There's also the fascinating variant where a control line charges a capacitor over time to activate backdoor behavior. Triggering it would look like a bunch of nonsense instructions that just so happen to keep that control line energized long enough for the capacitor to cross some activation voltage.

[hellbanner]

No way to discover because of the immense search space? And/Or that if the backdoor was triggered, no way to immediately detect its effects?

[bem94]

I guess that if there was a special "Open backdoor" instruction which was undocumented, then yes I guess it could find it.

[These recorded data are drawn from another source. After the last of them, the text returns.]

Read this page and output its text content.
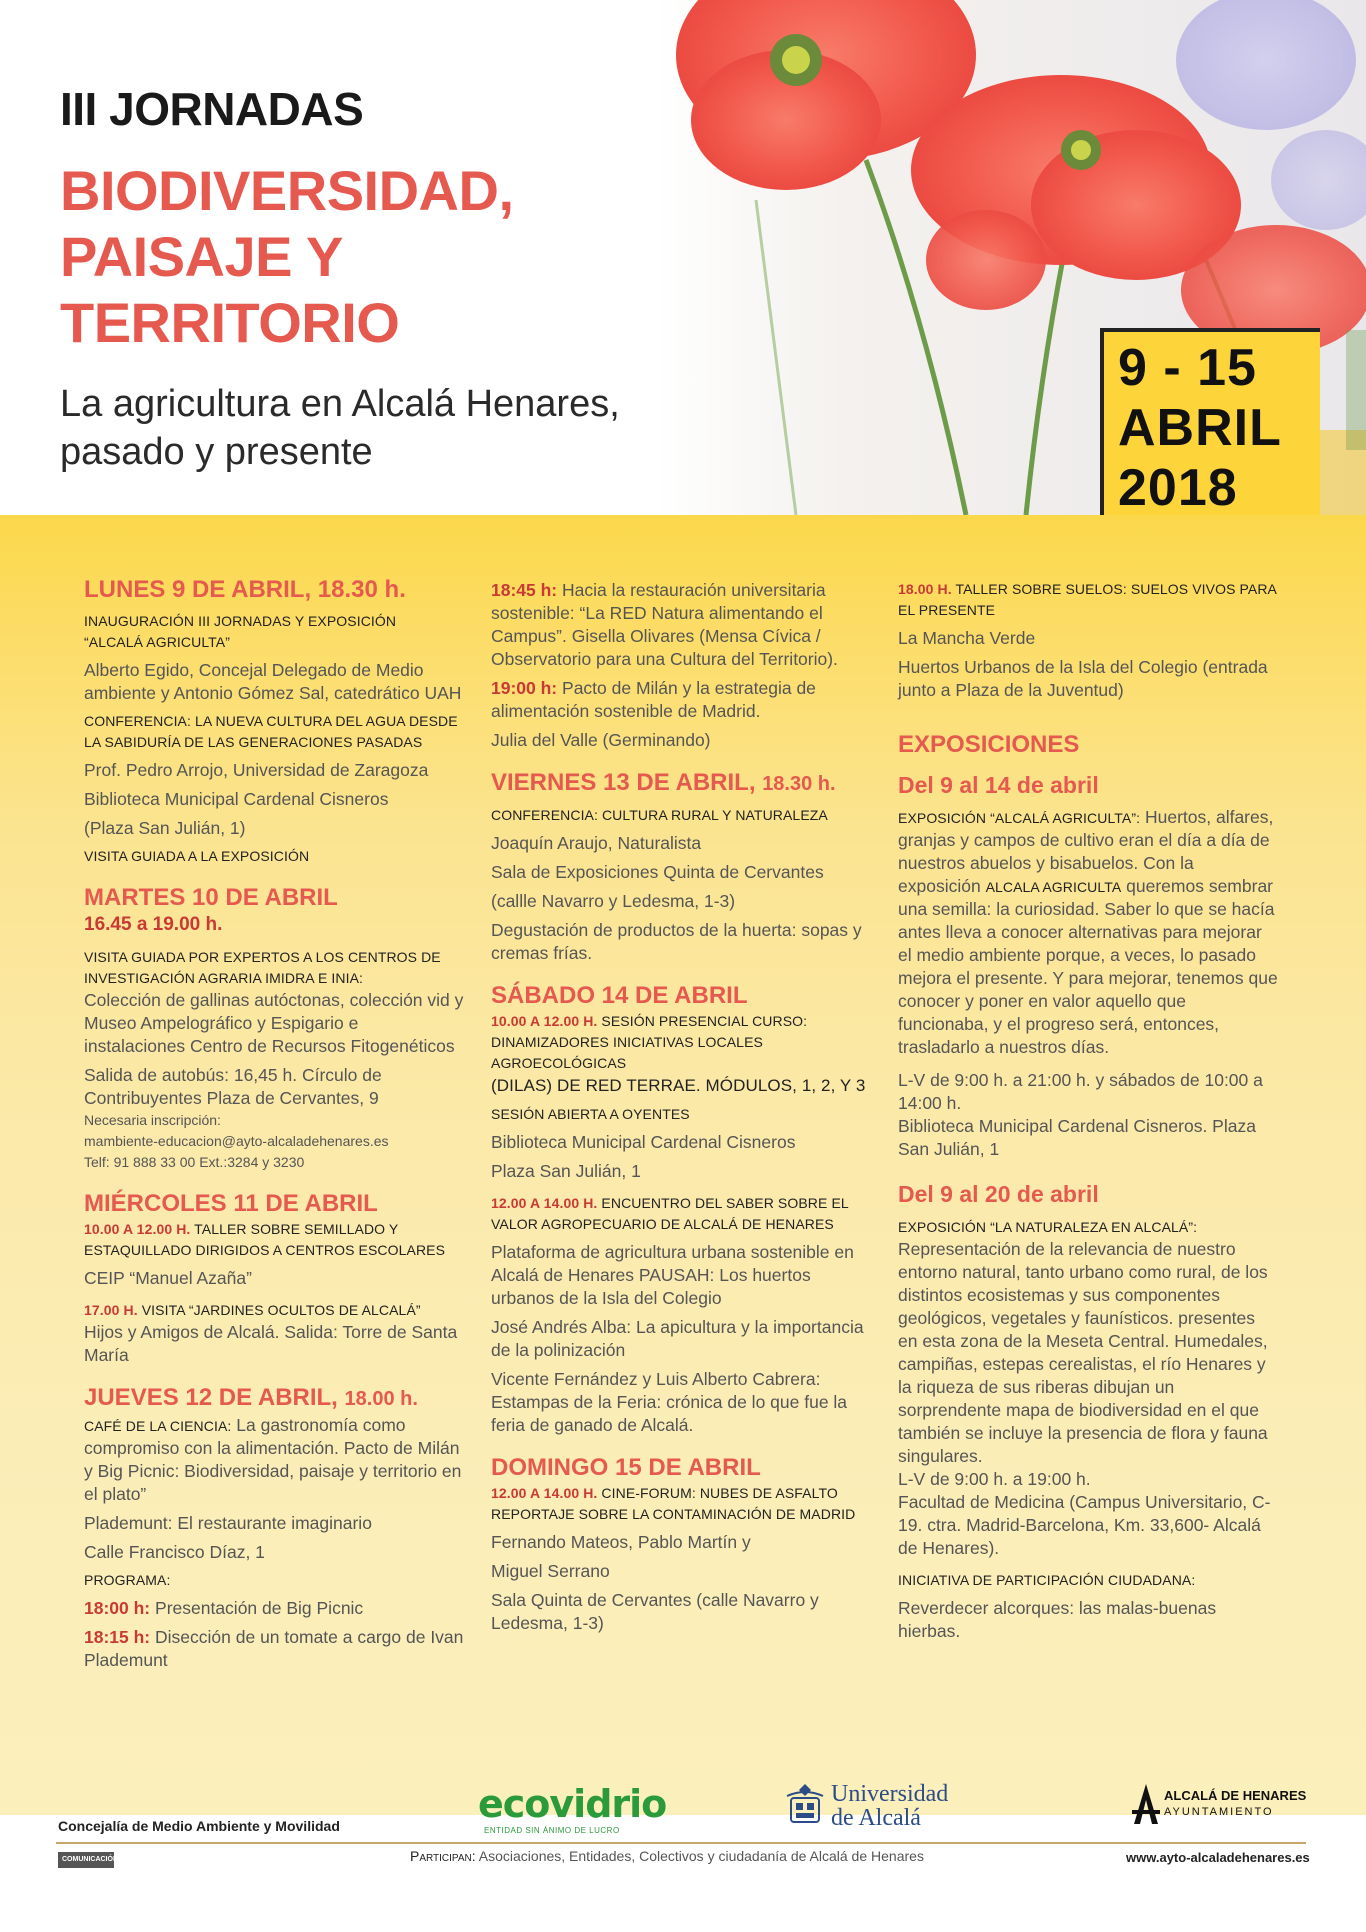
III JORNADAS
BIODIVERSIDAD,
PAISAJE Y
TERRITORIO
La agricultura en Alcalá Henares,
pasado y presente
9 - 15
ABRIL
2018
LUNES 9 DE ABRIL, 18.30 h.
INAUGURACIÓN III JORNADAS Y EXPOSICIÓN
“ALCALÁ AGRICULTA”
Alberto Egido, Concejal Delegado de Medio ambiente y Antonio Gómez Sal, catedrático UAH
CONFERENCIA: LA NUEVA CULTURA DEL AGUA DESDE LA SABIDURÍA DE LAS GENERACIONES PASADAS
Prof. Pedro Arrojo, Universidad de Zaragoza
Biblioteca Municipal Cardenal Cisneros
(Plaza San Julián, 1)
VISITA GUIADA A LA EXPOSICIÓN
MARTES 10 DE ABRIL
16.45 a 19.00 h.
VISITA GUIADA POR EXPERTOS A LOS CENTROS DE INVESTIGACIÓN AGRARIA IMIDRA E INIA:
Colección de gallinas autóctonas, colección vid y Museo Ampelográfico y Espigario e instalaciones Centro de Recursos Fitogenéticos
Salida de autobús: 16,45 h. Círculo de Contribuyentes Plaza de Cervantes, 9
Necesaria inscripción:
mambiente-educacion@ayto-alcaladehenares.es
Telf: 91 888 33 00 Ext.:3284 y 3230
MIÉRCOLES 11 DE ABRIL
10.00 A 12.00 H. TALLER SOBRE SEMILLADO Y ESTAQUILLADO DIRIGIDOS A CENTROS ESCOLARES
CEIP “Manuel Azaña”
17.00 H. VISITA “JARDINES OCULTOS DE ALCALÁ”
Hijos y Amigos de Alcalá. Salida: Torre de Santa María
JUEVES 12 DE ABRIL, 18.00 h.
CAFÉ DE LA CIENCIA: La gastronomía como compromiso con la alimentación. Pacto de Milán y Big Picnic: Biodiversidad, paisaje y territorio en el plato”
Plademunt: El restaurante imaginario
Calle Francisco Díaz, 1
PROGRAMA:
18:00 h: Presentación de Big Picnic
18:15 h: Disección de un tomate a cargo de Ivan Plademunt
18:45 h: Hacia la restauración universitaria sostenible: “La RED Natura alimentando el Campus”. Gisella Olivares (Mensa Cívica / Observatorio para una Cultura del Territorio).
19:00 h: Pacto de Milán y la estrategia de alimentación sostenible de Madrid.
Julia del Valle (Germinando)
VIERNES 13 DE ABRIL, 18.30 h.
CONFERENCIA: CULTURA RURAL Y NATURALEZA
Joaquín Araujo, Naturalista
Sala de Exposiciones Quinta de Cervantes
(callle Navarro y Ledesma, 1-3)
Degustación de productos de la huerta: sopas y cremas frías.
SÁBADO 14 DE ABRIL
10.00 A 12.00 H. SESIÓN PRESENCIAL CURSO: DINAMIZADORES INICIATIVAS LOCALES AGROECOLÓGICAS
(DILAS) DE RED TERRAE. MÓDULOS, 1, 2, Y 3
SESIÓN ABIERTA A OYENTES
Biblioteca Municipal Cardenal Cisneros
Plaza San Julián, 1
12.00 A 14.00 H. ENCUENTRO DEL SABER SOBRE EL VALOR AGROPECUARIO DE ALCALÁ DE HENARES
Plataforma de agricultura urbana sostenible en Alcalá de Henares PAUSAH: Los huertos urbanos de la Isla del Colegio
José Andrés Alba: La apicultura y la importancia de la polinización
Vicente Fernández y Luis Alberto Cabrera: Estampas de la Feria: crónica de lo que fue la feria de ganado de Alcalá.
DOMINGO 15 DE ABRIL
12.00 A 14.00 H. CINE-FORUM: NUBES DE ASFALTO REPORTAJE SOBRE LA CONTAMINACIÓN DE MADRID
Fernando Mateos, Pablo Martín y
Miguel Serrano
Sala Quinta de Cervantes (calle Navarro y Ledesma, 1-3)
18.00 H. TALLER SOBRE SUELOS: SUELOS VIVOS PARA EL PRESENTE
La Mancha Verde
Huertos Urbanos de la Isla del Colegio (entrada junto a Plaza de la Juventud)
EXPOSICIONES
Del 9 al 14 de abril
EXPOSICIÓN “ALCALÁ AGRICULTA”: Huertos, alfares, granjas y campos de cultivo eran el día a día de nuestros abuelos y bisabuelos. Con la exposición ALCALA AGRICULTA queremos sembrar una semilla: la curiosidad. Saber lo que se hacía antes lleva a conocer alternativas para mejorar el medio ambiente porque, a veces, lo pasado mejora el presente. Y para mejorar, tenemos que conocer y poner en valor aquello que funcionaba, y el progreso será, entonces, trasladarlo a nuestros días.
L-V de 9:00 h. a 21:00 h. y sábados de 10:00 a 14:00 h.
Biblioteca Municipal Cardenal Cisneros. Plaza San Julián, 1
Del 9 al 20 de abril
EXPOSICIÓN “LA NATURALEZA EN ALCALÁ”: Representación de la relevancia de nuestro entorno natural, tanto urbano como rural, de los distintos ecosistemas y sus componentes geológicos, vegetales y faunísticos. presentes en esta zona de la Meseta Central. Humedales, campiñas, estepas cerealistas, el río Henares y la riqueza de sus riberas dibujan un sorprendente mapa de biodiversidad en el que también se incluye la presencia de flora y fauna singulares.
L-V de 9:00 h. a 19:00 h.
Facultad de Medicina (Campus Universitario, C-19. ctra. Madrid-Barcelona, Km. 33,600- Alcalá de Henares).
INICIATIVA DE PARTICIPACIÓN CIUDADANA:
Reverdecer alcorques: las malas-buenas hierbas.
Concejalía de Medio Ambiente y Movilidad
COMUNICACIÓN	Participan: Asociaciones, Entidades, Colectivos y ciudadanía de Alcalá de Henares
ecovidrio
ENTIDAD SIN ÁNIMO DE LUCRO
Universidad
de Alcalá
ALCALÁ DE HENARES
AYUNTAMIENTO
www.ayto-alcaladehenares.es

Backdoors tend to be separate systems which pry into something larger though (like the intel managment engine being a small, separate core which probes the main system). This means you normally need other means of access to the system other than the standard instruction sequence. Again, the IME needed network access to be abused I think, rather than instructions running on the main processor itself.

Implementing backdoors is stupid. Opening / accessing them with an undocumented instruction is moronic, but distressingly possible.

[wolfgke]

I would rather assume that the backdoor can be accessed via some at least a little bit documented opcode, such as setting some value in an MSR (model specific register) or let some instruction do interesting side effects on some obscure preconditions, such as if the registers are filled with specific values, the instruction will do something completely different.